I scroll through the files silently until I find a document. It’s only one page, and gives me no details on HIVE’s purpose or where it might be located—just a list of key developmental hardware and software engineers. I upload it to my HoloBand, and then sign off.

“It’ll be ready in a week,” I say, rising from my chair.

“A week?” Tanner’s eyes grow greedy for the first time, and I realize, that whatever HIVE is, it’s linked not only to his legacy but his life.

“Forty-eight hours,” I say, revising my estimate, and then I throw into the wind, “for an almost complete beta.”

“I’m glad you’ve seen the necessity of this technology,” Tanner says. “I wasn’t sure you’d deliver.”

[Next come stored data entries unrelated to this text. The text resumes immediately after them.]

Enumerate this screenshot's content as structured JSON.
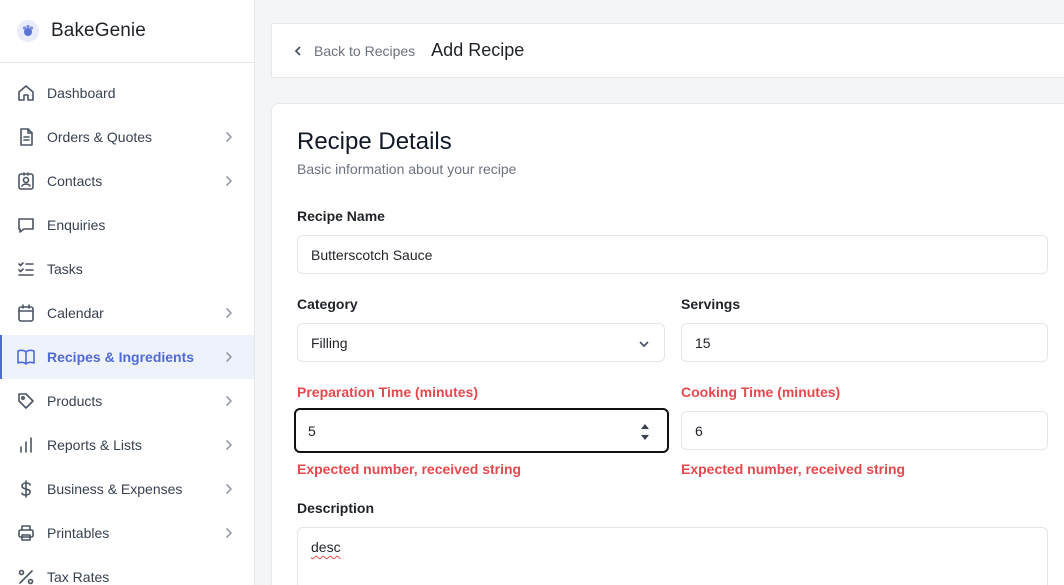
{
  "app": {
    "name": "BakeGenie"
  },
  "sidebar": {
    "items": [
      {
        "label": "Dashboard",
        "icon": "home-icon",
        "chevron": false,
        "active": false
      },
      {
        "label": "Orders & Quotes",
        "icon": "document-icon",
        "chevron": true,
        "active": false
      },
      {
        "label": "Contacts",
        "icon": "contact-card-icon",
        "chevron": true,
        "active": false
      },
      {
        "label": "Enquiries",
        "icon": "chat-bubble-icon",
        "chevron": false,
        "active": false
      },
      {
        "label": "Tasks",
        "icon": "checklist-icon",
        "chevron": false,
        "active": false
      },
      {
        "label": "Calendar",
        "icon": "calendar-icon",
        "chevron": true,
        "active": false
      },
      {
        "label": "Recipes & Ingredients",
        "icon": "book-icon",
        "chevron": true,
        "active": true
      },
      {
        "label": "Products",
        "icon": "tag-icon",
        "chevron": true,
        "active": false
      },
      {
        "label": "Reports & Lists",
        "icon": "bar-chart-icon",
        "chevron": true,
        "active": false
      },
      {
        "label": "Business & Expenses",
        "icon": "dollar-icon",
        "chevron": true,
        "active": false
      },
      {
        "label": "Printables",
        "icon": "printer-icon",
        "chevron": true,
        "active": false
      },
      {
        "label": "Tax Rates",
        "icon": "percent-icon",
        "chevron": false,
        "active": false
      }
    ]
  },
  "header": {
    "back_label": "Back to Recipes",
    "title": "Add Recipe"
  },
  "card": {
    "title": "Recipe Details",
    "subtitle": "Basic information about your recipe"
  },
  "form": {
    "recipe_name": {
      "label": "Recipe Name",
      "value": "Butterscotch Sauce"
    },
    "category": {
      "label": "Category",
      "value": "Filling"
    },
    "servings": {
      "label": "Servings",
      "value": "15"
    },
    "prep_time": {
      "label": "Preparation Time (minutes)",
      "value": "5",
      "error": "Expected number, received string"
    },
    "cook_time": {
      "label": "Cooking Time (minutes)",
      "value": "6",
      "error": "Expected number, received string"
    },
    "description": {
      "label": "Description",
      "value": "desc"
    }
  },
  "colors": {
    "accent": "#4f6bd8",
    "error": "#e5484d",
    "active_bg": "#eef2fb"
  }
}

“Progress waits for no man.”

“Most will survive,” Tanner says, “in the end, it will be good for them all.”

And you
, I think, not waving goodbye as I walk out the door. I wait for the elevator, hoodie still drawn around my cheeks like I’m battling a windstorm, listening as the door to Chancellor Tanner’s office shuts automatically with a quiet whir.

After a quick ride, I exit on to the immaculate ground floor. And who do I see, striding up to her own elevator, but the long-haired woman from next door. The one who wouldn’t talk to me before. Without a second glance, she gets into her own private transport to the top of the world.

Now, more than ever, I realize there’s only one fundamental truth about human beings.